Des déchets déguisés en vêtements

L'ONG, qui rappelle que l'industrie textile est responsable de 10 % des émissions mondiales de gaz à effet de serre, insiste sur le fait que cette situation s'est aggravée en quelques années seulement. Les exportations de vêtements usagés de l'Union européenne (UE) ont triplé et sont passées de 550 000 tonnes en 2000 à près de 1,7 million en 2019.

En Espagne, selon les données officielles recueillies par Greenpeace, 92 % (129 705 tonnes) des déchets textiles vendus à l'étranger en 2023 étaient des vêtements usagés. Vêtements usagés ou déchets déguisés ? se demande l’ONG. « La quantité de déchets textiles a augmenté et en même temps la composition des vêtements a changé, car des matières synthétiques, comme le polyester ou le nylon, plus polluantes et de moins bonne qualité, ont été incorporées. Nous exportons théoriquement des vêtements de seconde main, mais dans de nombreux cas, ils ne pourront plus être réutilisés », explique Del Rio, ajoutant que des substances dangereuses pour la santé, comme le cadmium ou le mercure, ont également été détectées dans les vêtements.

Chaque vêtement a parcouru en moyenne 9 000 kilomètres, et au total, les 23 ont parcouru 205 121 km, ce qui équivaut à cinq fois le tour de la Terre.

Pour étayer ces données, Greenpeace a suivi pendant un an et grâce à des trackers camouflés dans les tissus, le parcours de 23 vêtements qui ont été déposés par l'ONG entre août et septembre 2023 dans des conteneurs de magasins Mango et Zara de différentes villes espagnoles. . Chacun a parcouru en moyenne 9 000 kilomètres, et au total, les 23 ont totalisé 205 121 km, ce qui équivaut à cinq fois le tour de la Terre, atterrissant dans 11 pays différents, la plupart dans les pays du Sud, principalement en Asie et Afrique.
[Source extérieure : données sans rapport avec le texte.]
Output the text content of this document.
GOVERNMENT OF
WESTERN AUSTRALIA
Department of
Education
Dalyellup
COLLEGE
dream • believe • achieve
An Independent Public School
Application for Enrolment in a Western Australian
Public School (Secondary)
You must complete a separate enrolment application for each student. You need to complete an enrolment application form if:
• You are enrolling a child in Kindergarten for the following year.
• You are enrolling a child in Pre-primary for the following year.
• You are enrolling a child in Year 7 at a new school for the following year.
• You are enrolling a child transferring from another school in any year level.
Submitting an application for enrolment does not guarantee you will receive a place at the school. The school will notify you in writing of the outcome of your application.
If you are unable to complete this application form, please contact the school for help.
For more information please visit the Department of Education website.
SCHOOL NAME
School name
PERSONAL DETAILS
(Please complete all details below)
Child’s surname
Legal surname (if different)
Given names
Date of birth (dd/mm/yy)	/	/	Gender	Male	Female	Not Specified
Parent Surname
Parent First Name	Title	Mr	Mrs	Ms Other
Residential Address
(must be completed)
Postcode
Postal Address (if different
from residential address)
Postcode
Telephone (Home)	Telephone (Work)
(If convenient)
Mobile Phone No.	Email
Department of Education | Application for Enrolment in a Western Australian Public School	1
Parmi les vêtements géolocalisés, cinq sont arrivés au Togo, au Cameroun et en Côte d'Ivoire. Un pantalon a par exemple parcouru 22 000 kilomètres en 215 jours, de Madrid à Abidjan, en passant par les Émirats arabes unis, jusqu'à perdre sa trace. « La preuve de ce système non durable », estiment les chercheurs de Greenpeace.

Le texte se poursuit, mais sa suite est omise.